高校生だったら恋愛してお付き合いとかするもんでしょ。それをやっちゃダメって言ってるってことで、そんなのかわいそすぎる。高校生はお付き合いしちゃいけないのかよ。Hしちゃだめとかと違うよ。全く連絡もとらせないって非情でしょう。

しかもお父さん、この時初めて篤郎に会ったわけじゃなくて、新潟ですぐ隣に住んでて家族ぐるみでお付き合いがあったみたいだから何度も会ってるはず(少なくとも2回は会ってる)。新菜が毎日のように篤郎の家に通ってたら、年の差があるから幼い恋心とは思ってたとしても気付いててもおかしくない状況なのに。それなのにその反応って酷すぎない?お父さん。

 

そして大学合格してもまだ遠距離が続くんだよね、卒業まで。北海道よりは近くなるけどさ。高校、大学って一番恋愛してうかれたい時期にそれが思うようにできないって、新菜がかわいそうすぎる。相手がいるのに。なんで東京の大学?ほんとに理解できない。そんな恋愛したい時期に相手がいるのに一緒にいれないなんて。

ほんとになんでなのって思いました。一緒にいさせてあげればいいじゃない。なんでそんな話の展開にしたんだろう。
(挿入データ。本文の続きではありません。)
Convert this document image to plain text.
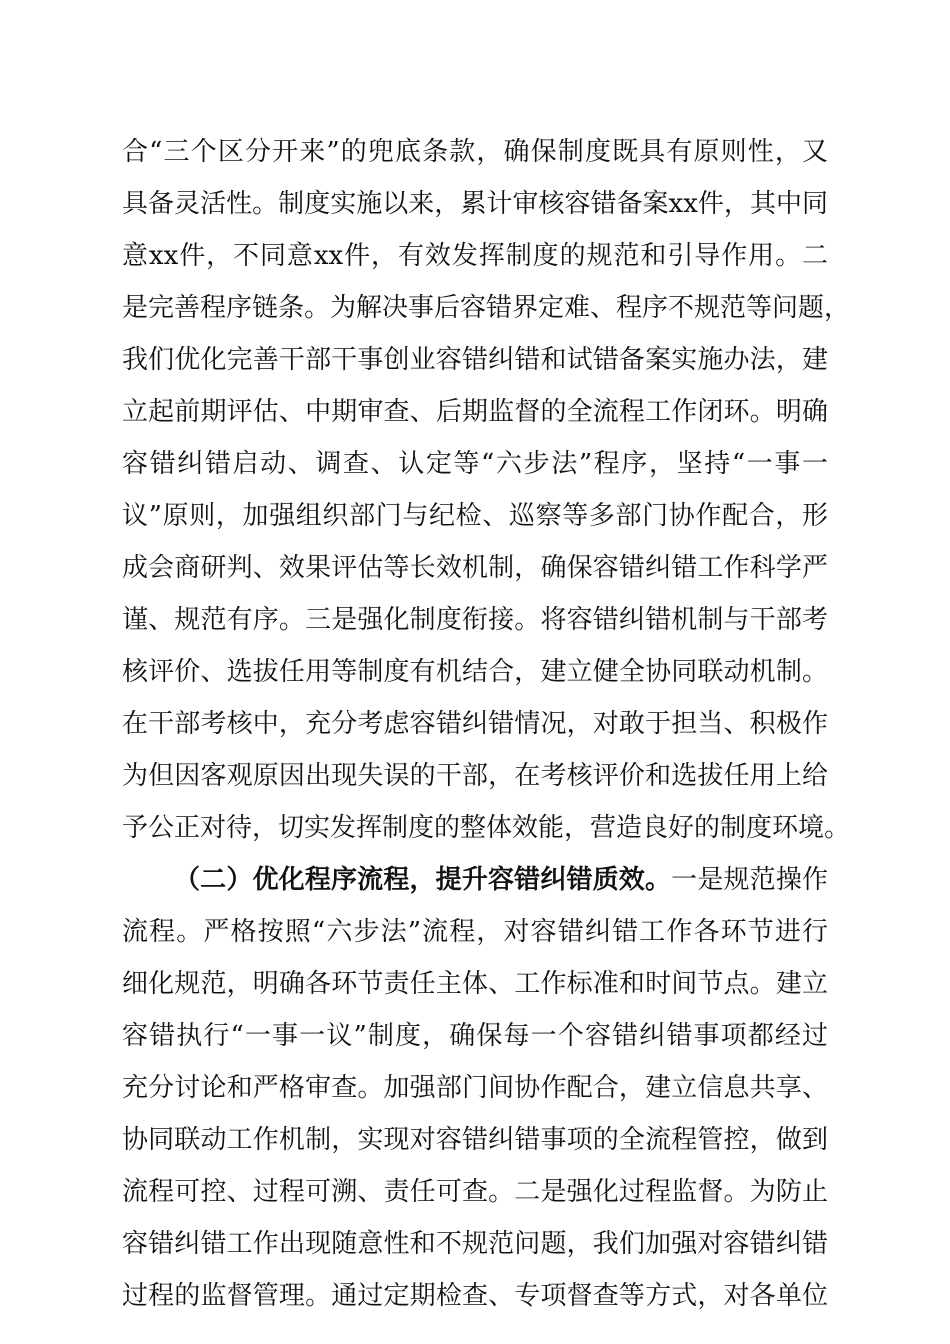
合“三个区分开来”的兜底条款，确保制度既具有原则性，又
具备灵活性。制度实施以来，累计审核容错备案xx件，其中同
意xx件，不同意xx件，有效发挥制度的规范和引导作用。二
是完善程序链条。为解决事后容错界定难、程序不规范等问题，
我们优化完善干部干事创业容错纠错和试错备案实施办法，建
立起前期评估、中期审查、后期监督的全流程工作闭环。明确
容错纠错启动、调查、认定等“六步法”程序，坚持“一事一
议”原则，加强组织部门与纪检、巡察等多部门协作配合，形
成会商研判、效果评估等长效机制，确保容错纠错工作科学严
谨、规范有序。三是强化制度衔接。将容错纠错机制与干部考
核评价、选拔任用等制度有机结合，建立健全协同联动机制。
在干部考核中，充分考虑容错纠错情况，对敢于担当、积极作
为但因客观原因出现失误的干部，在考核评价和选拔任用上给
予公正对待，切实发挥制度的整体效能，营造良好的制度环境。
（二）优化程序流程，提升容错纠错质效。一是规范操作
流程。严格按照“六步法”流程，对容错纠错工作各环节进行
细化规范，明确各环节责任主体、工作标准和时间节点。建立
容错执行“一事一议”制度，确保每一个容错纠错事项都经过
充分讨论和严格审查。加强部门间协作配合，建立信息共享、
协同联动工作机制，实现对容错纠错事项的全流程管控，做到
流程可控、过程可溯、责任可查。二是强化过程监督。为防止
容错纠错工作出现随意性和不规范问题，我们加强对容错纠错
过程的监督管理。通过定期检查、专项督查等方式，对各单位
ただ切なくしたいためだけに、お父さんをきびしくさせ、東京の大学にして、離れ離れにさせてるんじゃないの?って感じがしました。

 

でも、ここからは時が飛ぶように過ぎていきます。

大学受験で東京に行った時、どうしても会いたくなってしまい、篤郎に会いに行ってしまいます。次は篤郎が大事な挨拶をしに新菜の両親に会いに行くというシーン。恐らく結婚の挨拶だと思います。ここから篤郎は髪が短くなり、挨拶に行くからちゃんとした身なりと話しているけど、この後のシーンではずっとこの短い髪型のままです。ちょっと長めの方がかっこよくてよかったのに・・・。
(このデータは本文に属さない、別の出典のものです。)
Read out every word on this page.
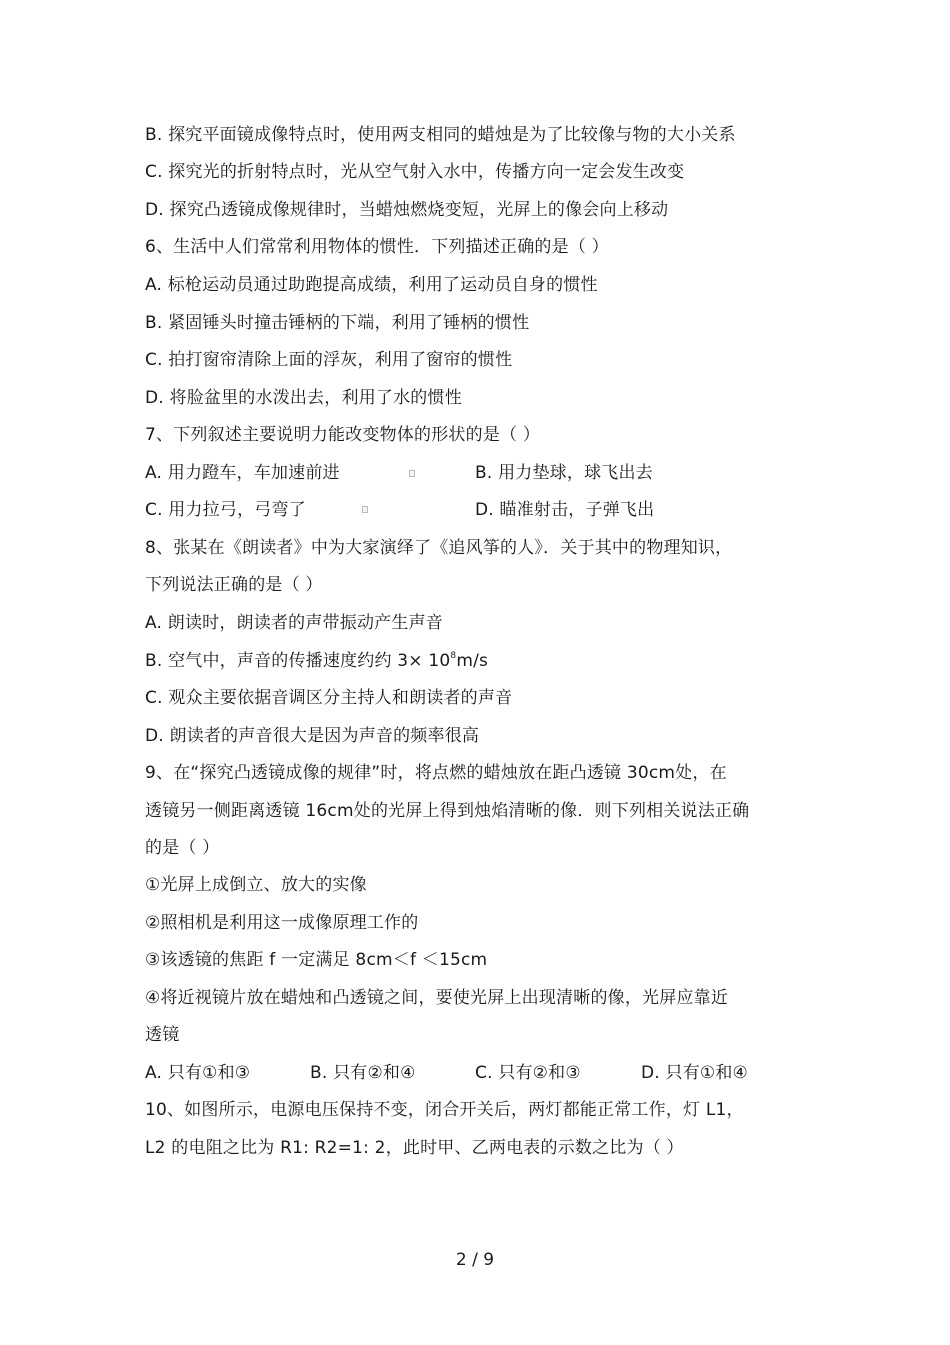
B. 探究平面镜成像特点时，使用两支相同的蜡烛是为了比较像与物的大小关系
C. 探究光的折射特点时，光从空气射入水中，传播方向一定会发生改变
D. 探究凸透镜成像规律时，当蜡烛燃烧变短，光屏上的像会向上移动
6、生活中人们常常利用物体的惯性．下列描述正确的是（ ）
A. 标枪运动员通过助跑提高成绩，利用了运动员自身的惯性
B. 紧固锤头时撞击锤柄的下端，利用了锤柄的惯性
C. 拍打窗帘清除上面的浮灰，利用了窗帘的惯性
D. 将脸盆里的水泼出去，利用了水的惯性
7、下列叙述主要说明力能改变物体的形状的是（ ）
A. 用力蹬车，车加速前进	B. 用力垫球，球飞出去
C. 用力拉弓，弓弯了	D. 瞄准射击，子弹飞出
8、张某在《朗读者》中为大家演绎了《追风筝的人》．关于其中的物理知识，
下列说法正确的是（ ）
A. 朗读时，朗读者的声带振动产生声音
B. 空气中，声音的传播速度约约 $3\times 10^8m/s$
C. 观众主要依据音调区分主持人和朗读者的声音
D. 朗读者的声音很大是因为声音的频率很高
9、在“探究凸透镜成像的规律”时，将点燃的蜡烛放在距凸透镜 30cm处，在
透镜另一侧距离透镜 16cm处的光屏上得到烛焰清晰的像．则下列相关说法正确
的是（ ）
①光屏上成倒立、放大的实像
②照相机是利用这一成像原理工作的
③该透镜的焦距 f 一定满足 8cm＜f ＜15cm
④将近视镜片放在蜡烛和凸透镜之间，要使光屏上出现清晰的像，光屏应靠近
透镜
A. 只有①和③	B. 只有②和④	C. 只有②和③	D. 只有①和④
10、如图所示，电源电压保持不变，闭合开关后，两灯都能正常工作，灯 L1，
L2 的电阻之比为 R1: R2=1: 2，此时甲、乙两电表的示数之比为（ ）
2 / 9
次はもう結婚式のシーンです。高校の時の友人が出てきて、新菜に片想いしていた男の子は出席できないようでこれから出勤と言っているので大学卒業してから?と思ってたけど、あの男の子は高校卒業後就職してたんだった。この結婚の時期が高校卒業後なのか、大学卒業後なのか、よくわかりませんが、たぶん大学卒業後なのかな。

 

そして千歳のお墓参り。新菜はずっと篤郎に言ってなかったこと(たぶん生まれ変わりのこと)があると言いますが、篤郎は新菜が最初に告白した時に言った言葉を覚えてるかと聞いてきて、「私は絶対あなたより先に死なないよ」「俺が聞きたい言葉はそれだけだよ」と言い、結局、新菜は前世を覚えていることを話しませんでした。

でも今までに何度か新菜が千歳の記憶があるから言えることを言ってしまっているのに篤郎が気付いているような描写があって、篤郎はなんとなくわかってるっぽいです。

そして次は小さい2人の子供と篤郎と新菜で、篤郎の家で食卓を囲む様子でオシマイです。

とにかく篤郎が超カッコよかった!(髪切る前)

そこが一番好きなとこ。あとはどうなるのか気になる程度にはそれなりにお話も面白かったと思う。ただ最後の方の意味なく離れ離れにさせる展開はいまいちだった。